Muhammadiyah Tetapkan Iduladha Jatuh Pada 9 Juli 2022

  • Arry
  • 22 Jun 2022 17:24
Pemantauan Hilal(kementerian agama/kemenag.go.id)

PP Muhammadiyah menetapkan Hari Raya Iduladha 10 Dzulhijjah 1443 Hijriah jatuh pada 9 Juli 2022. Muhammadiyah berharap tidak ada masalah jika terjadi perbedaan dengan keputusan dari Pemerintah.

"Kami (Muhammadiyah) Insyaallah 9 Juli ber-Iduladha. Baik sama maupun beda, kami harapkan tidak jadi masalah," kata Ketua Umum PP Muhammadiyah, Haedar Nashir, di Yogyakarta, Rabu, 22 Juni 2022.

Menurutnya, perbedaan soal penghitungan hari raya Umat Islam bakal terus terjadi. Sebab, saat ini umat Islam belum memiliki kalender Hijriah yang berlaku secara global.

"Selama ini kita belum punya kalender Hijriah internasional yang bersifat global. Itu memang (perbedaan terjadi) di banyak kawasan sering berbeda," jelasnya.

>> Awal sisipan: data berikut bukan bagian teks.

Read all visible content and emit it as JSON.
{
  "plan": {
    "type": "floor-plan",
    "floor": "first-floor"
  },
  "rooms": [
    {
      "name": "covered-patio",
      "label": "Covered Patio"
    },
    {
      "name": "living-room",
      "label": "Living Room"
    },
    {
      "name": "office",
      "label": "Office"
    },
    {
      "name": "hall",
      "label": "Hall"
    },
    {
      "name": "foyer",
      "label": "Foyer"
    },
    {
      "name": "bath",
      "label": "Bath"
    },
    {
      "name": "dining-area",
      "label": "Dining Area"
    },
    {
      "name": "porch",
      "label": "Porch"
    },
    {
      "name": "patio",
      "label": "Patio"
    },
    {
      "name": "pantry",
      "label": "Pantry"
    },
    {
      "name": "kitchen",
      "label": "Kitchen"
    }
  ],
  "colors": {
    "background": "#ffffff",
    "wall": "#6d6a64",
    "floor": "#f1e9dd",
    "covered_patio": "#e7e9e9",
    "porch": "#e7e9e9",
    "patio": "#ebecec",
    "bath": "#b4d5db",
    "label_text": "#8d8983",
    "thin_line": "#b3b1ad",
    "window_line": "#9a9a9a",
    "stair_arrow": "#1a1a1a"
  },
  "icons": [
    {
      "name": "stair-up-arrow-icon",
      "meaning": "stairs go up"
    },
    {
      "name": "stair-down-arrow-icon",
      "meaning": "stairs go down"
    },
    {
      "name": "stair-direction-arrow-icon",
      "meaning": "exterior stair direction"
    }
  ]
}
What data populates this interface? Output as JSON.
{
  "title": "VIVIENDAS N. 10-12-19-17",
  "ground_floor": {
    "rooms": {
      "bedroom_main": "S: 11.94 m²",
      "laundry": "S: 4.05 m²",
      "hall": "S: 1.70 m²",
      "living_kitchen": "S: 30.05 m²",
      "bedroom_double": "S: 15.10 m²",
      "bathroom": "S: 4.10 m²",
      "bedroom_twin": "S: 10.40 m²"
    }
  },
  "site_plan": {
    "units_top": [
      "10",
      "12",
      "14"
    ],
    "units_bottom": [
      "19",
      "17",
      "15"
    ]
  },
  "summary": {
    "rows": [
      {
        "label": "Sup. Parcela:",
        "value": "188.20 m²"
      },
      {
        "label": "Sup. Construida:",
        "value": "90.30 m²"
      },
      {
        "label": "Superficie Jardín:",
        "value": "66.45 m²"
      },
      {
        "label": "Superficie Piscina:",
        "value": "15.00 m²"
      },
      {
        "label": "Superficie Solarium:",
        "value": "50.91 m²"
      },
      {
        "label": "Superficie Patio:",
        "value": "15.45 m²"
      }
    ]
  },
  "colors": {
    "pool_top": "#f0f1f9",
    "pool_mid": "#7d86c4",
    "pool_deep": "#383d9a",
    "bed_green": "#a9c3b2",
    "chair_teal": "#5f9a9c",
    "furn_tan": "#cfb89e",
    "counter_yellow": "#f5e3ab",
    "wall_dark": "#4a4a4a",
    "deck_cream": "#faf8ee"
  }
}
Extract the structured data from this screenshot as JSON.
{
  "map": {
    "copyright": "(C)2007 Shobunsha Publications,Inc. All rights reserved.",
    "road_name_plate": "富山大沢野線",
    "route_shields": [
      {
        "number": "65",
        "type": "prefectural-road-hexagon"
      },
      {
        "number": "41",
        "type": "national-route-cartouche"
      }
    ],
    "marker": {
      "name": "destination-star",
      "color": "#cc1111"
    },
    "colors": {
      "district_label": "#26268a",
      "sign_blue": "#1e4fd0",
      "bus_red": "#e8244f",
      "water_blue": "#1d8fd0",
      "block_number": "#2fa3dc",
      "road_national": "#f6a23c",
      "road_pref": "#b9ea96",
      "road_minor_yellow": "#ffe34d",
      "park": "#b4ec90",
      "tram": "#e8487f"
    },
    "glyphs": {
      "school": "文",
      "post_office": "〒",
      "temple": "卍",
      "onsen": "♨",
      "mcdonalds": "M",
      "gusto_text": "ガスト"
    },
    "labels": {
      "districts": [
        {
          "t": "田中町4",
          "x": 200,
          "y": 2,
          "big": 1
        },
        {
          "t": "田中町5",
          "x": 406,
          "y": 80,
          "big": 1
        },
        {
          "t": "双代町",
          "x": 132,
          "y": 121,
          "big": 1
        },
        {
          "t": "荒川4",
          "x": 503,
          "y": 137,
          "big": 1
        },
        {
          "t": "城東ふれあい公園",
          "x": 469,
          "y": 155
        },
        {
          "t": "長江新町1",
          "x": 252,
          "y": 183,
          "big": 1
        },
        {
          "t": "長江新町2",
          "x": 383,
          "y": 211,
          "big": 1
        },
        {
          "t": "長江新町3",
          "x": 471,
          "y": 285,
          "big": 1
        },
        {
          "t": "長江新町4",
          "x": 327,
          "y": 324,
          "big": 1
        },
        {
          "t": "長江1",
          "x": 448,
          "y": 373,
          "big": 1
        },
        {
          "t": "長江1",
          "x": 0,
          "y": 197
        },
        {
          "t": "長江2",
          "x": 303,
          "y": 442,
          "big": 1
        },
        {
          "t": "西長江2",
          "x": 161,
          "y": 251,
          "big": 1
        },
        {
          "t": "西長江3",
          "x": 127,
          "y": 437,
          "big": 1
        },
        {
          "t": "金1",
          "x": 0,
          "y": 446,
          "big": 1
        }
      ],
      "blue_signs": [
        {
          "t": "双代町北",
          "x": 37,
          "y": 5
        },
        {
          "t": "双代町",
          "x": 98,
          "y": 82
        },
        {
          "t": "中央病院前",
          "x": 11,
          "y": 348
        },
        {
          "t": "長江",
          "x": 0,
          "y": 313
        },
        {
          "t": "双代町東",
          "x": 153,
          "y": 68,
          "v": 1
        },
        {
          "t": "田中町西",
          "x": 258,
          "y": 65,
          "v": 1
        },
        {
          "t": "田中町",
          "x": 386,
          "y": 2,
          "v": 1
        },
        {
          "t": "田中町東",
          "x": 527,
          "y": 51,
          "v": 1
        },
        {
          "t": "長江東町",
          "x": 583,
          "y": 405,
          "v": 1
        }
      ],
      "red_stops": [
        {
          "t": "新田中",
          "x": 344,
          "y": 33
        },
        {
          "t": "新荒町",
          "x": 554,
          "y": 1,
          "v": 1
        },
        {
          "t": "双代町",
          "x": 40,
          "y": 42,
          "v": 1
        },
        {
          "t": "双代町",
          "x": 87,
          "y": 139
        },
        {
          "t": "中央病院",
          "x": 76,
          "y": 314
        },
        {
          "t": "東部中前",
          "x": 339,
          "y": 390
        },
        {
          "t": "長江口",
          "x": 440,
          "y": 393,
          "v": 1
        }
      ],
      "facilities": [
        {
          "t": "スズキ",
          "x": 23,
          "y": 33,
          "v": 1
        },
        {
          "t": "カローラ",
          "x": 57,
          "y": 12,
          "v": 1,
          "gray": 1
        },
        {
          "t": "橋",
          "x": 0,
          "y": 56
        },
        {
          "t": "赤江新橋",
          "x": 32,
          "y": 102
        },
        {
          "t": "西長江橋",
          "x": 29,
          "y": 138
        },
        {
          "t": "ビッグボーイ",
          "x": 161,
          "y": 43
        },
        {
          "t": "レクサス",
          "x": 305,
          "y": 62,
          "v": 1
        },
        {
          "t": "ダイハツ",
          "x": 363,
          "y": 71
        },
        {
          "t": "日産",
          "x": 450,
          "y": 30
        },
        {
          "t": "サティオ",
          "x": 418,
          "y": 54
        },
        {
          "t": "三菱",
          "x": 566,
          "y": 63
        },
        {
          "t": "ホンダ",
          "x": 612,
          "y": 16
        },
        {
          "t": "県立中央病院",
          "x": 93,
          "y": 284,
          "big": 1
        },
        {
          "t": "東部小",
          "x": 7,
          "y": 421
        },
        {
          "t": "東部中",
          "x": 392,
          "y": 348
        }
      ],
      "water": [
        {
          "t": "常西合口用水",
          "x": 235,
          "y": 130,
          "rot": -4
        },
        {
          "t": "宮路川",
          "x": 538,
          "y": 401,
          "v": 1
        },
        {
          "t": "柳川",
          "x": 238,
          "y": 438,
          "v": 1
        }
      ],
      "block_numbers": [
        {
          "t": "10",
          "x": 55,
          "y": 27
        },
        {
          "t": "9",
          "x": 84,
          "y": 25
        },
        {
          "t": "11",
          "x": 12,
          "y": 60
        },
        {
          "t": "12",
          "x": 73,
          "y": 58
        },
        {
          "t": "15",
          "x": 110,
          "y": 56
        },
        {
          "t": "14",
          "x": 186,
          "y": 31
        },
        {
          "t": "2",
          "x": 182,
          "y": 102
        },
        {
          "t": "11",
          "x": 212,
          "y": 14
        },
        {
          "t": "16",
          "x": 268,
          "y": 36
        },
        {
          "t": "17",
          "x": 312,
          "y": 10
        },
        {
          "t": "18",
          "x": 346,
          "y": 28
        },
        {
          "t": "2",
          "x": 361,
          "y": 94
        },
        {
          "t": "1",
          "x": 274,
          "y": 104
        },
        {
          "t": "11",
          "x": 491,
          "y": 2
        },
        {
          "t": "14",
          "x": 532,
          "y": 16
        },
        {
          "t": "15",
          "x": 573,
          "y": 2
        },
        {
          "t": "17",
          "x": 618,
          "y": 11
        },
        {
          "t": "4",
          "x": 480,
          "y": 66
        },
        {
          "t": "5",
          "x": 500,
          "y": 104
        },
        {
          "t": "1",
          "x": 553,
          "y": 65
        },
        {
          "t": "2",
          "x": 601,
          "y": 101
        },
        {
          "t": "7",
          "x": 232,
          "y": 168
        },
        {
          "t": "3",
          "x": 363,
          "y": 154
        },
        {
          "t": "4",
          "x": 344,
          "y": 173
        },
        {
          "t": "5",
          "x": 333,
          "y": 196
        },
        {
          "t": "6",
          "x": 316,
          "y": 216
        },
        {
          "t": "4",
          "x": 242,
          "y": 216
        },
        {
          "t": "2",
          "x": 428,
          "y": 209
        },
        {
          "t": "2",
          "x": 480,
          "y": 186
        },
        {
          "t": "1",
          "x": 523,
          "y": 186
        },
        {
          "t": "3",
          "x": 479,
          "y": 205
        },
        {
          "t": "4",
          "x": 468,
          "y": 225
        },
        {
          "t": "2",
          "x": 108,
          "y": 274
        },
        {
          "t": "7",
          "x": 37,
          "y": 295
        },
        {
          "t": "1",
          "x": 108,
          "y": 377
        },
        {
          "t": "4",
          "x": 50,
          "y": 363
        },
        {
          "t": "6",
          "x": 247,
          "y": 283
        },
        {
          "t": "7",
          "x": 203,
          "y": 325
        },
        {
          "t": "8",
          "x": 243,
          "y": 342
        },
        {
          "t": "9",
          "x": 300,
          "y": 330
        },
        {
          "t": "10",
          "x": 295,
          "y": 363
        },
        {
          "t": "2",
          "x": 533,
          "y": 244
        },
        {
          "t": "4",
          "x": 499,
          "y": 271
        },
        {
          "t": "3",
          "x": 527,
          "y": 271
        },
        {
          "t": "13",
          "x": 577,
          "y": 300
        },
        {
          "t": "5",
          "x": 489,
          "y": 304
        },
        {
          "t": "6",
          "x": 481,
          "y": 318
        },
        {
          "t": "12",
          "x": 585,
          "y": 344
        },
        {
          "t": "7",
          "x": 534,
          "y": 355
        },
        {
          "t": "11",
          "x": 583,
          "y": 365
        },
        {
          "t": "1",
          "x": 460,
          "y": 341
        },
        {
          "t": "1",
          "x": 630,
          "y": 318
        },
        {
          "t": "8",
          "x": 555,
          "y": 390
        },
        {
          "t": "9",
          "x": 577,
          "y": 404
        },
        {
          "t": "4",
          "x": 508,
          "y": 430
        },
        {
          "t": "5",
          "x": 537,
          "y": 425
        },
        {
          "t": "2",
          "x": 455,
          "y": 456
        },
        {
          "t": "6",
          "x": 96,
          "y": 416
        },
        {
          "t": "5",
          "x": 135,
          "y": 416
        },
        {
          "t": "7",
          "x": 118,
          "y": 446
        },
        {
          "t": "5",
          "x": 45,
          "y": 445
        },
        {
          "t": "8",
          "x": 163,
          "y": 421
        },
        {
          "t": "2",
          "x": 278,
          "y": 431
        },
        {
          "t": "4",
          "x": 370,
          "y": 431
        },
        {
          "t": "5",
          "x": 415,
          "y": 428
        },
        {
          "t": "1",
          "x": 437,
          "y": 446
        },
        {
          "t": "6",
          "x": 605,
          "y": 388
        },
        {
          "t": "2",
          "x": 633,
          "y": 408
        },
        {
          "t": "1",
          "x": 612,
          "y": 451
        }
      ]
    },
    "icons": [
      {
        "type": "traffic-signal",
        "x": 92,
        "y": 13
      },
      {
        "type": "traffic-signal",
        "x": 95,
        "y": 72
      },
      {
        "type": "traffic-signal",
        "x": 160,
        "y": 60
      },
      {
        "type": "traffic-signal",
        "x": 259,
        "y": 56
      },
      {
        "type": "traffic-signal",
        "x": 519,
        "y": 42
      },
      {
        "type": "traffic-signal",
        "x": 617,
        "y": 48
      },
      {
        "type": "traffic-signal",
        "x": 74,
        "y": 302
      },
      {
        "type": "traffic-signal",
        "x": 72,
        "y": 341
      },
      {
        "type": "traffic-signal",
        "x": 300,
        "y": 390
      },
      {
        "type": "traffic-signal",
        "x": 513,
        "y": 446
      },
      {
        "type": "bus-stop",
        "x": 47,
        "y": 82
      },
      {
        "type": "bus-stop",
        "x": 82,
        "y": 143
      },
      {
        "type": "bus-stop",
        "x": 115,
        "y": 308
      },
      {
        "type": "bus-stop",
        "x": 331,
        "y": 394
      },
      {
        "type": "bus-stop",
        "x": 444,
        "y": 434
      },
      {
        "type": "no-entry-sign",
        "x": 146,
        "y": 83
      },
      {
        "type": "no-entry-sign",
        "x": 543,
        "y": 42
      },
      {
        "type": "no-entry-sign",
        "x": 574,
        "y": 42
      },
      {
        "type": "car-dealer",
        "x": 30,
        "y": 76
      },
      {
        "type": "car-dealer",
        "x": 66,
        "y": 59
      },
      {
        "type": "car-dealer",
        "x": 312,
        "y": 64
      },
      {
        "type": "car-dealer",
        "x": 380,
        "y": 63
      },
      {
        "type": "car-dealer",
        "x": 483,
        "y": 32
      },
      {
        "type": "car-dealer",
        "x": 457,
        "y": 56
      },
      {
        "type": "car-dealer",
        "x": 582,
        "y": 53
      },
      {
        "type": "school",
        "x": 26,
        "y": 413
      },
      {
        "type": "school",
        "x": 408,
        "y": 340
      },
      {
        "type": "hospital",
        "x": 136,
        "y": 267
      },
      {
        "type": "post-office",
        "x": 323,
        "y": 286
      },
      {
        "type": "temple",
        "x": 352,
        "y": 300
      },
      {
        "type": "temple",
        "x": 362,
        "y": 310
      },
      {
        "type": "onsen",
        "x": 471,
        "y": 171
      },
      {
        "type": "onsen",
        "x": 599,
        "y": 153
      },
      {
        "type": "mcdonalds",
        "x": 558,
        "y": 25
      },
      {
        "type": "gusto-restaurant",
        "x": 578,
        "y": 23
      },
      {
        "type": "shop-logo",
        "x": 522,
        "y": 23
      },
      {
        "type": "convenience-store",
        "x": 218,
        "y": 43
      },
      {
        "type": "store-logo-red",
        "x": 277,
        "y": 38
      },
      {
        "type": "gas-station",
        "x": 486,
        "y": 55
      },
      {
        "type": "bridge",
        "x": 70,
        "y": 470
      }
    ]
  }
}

"Maka perbedaan-perbedaan, kemarin kan diawali bulan Ramadan. Tapi Idulfitri-nya sama. Kalau misalkan besok juga ada perbedaan, sikapi saja sebagai hal yang biasa," katanya.

Baca juga
Hari Raya Iduladha Diperkirakan Berbeda

"Yang penting semua menghayati ibadah kurban dan lebih-lebih di era pandemi ini. Kami mengimbau kepada umat Islam yang punya kelebihan untuk berkurban. Mari kita syiarkan gelorakan berkurban,"imbuhnya.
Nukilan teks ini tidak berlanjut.